Education Policy Grade: C

Teacher Quality and Policies Grade: D
Per Pupil Expenditure: $9,410 (ranked 31st)

Missouri seems to have one of the more stringent standards policy's in the country with only 47% of 8th graders being rated as proficient in math. The NAEP's measure put the number at 35.5% representing one of the lowest gaps in standards measurement of 11.5%. Missouri ranks 23rd in the nation with a 55.8% of students graduating with a college degree within six years. The state's college freshman retention rate of 73.9% ranks 29th in the country.


4. Mississippi



Education Policy Grade: C-

Teacher Quality and Policies Grade: D+
Per Pupil Expenditure: $9,542 (ranked 38th)

According to the state, 53.9% of Mississippi 8th graders are proficient in math. According to the NAEP, only 15.2% of students are proficient. Mississippi ranks 33rd in the nation with 51.5% of college students earning a bachelor's degree in six years. The states freshman retention rate of 75.9% ranks it 24th in the country.


3. Louisiana



Education Policy Grade: B

Teacher Quality and Policies Grade: C-
Per Pupil Expenditure: $12,454 (ranked 19th)

In Louisiana, 59% of 8th graders are considered proficient at math, according to the state test. The NAEP test puts Louisiana's proficiency rate at 20.3%, a difference of 38.7%. Louisiana ranks 47th in the nation with 40.7% of college students earning their bachelor's within six years. Its 72.9% college freshman retention rate ranks 35th in the country.


2. South Carolina



Education Policy Grade: C

Teacher Quality and Policies Grade: C-
Per Pupil Expenditure: $9,877 (ranked 35th)

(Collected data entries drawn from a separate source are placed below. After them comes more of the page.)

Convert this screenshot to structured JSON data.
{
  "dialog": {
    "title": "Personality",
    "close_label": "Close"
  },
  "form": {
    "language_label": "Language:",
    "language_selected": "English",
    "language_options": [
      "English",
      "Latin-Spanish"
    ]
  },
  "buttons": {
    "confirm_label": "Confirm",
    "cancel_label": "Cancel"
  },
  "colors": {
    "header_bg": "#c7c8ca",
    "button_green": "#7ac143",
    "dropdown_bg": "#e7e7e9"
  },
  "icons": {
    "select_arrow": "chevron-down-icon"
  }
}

South Carolina has an 8th grade math proficiency rate of 62.7%, according to state standards, while the NAEP puts that rate at 30.2%. South Carolina ranks 19th in the country with 57.6% of students earning their bachelor's degree within six years. The gamecock state's 73.9% freshman retention rate ranks 28th in the country.


1. West Virginia



Education Policy Grade: D+

Teacher Quality and Policies Grade: D+
Per Pupil Expenditure: $14,147 (ranked 11th)

West Virginia's 8th grade math proficiency rate is 51.23%, according to the state test. The NAEP test rates that 19.4% of 8th grade students are proficient in math. West Virginia ranks 43rd in the country with 43.8% of college students getting a bachelor's degree within six years. West Virginia's 68.3% retention rate ranks 48th in the country.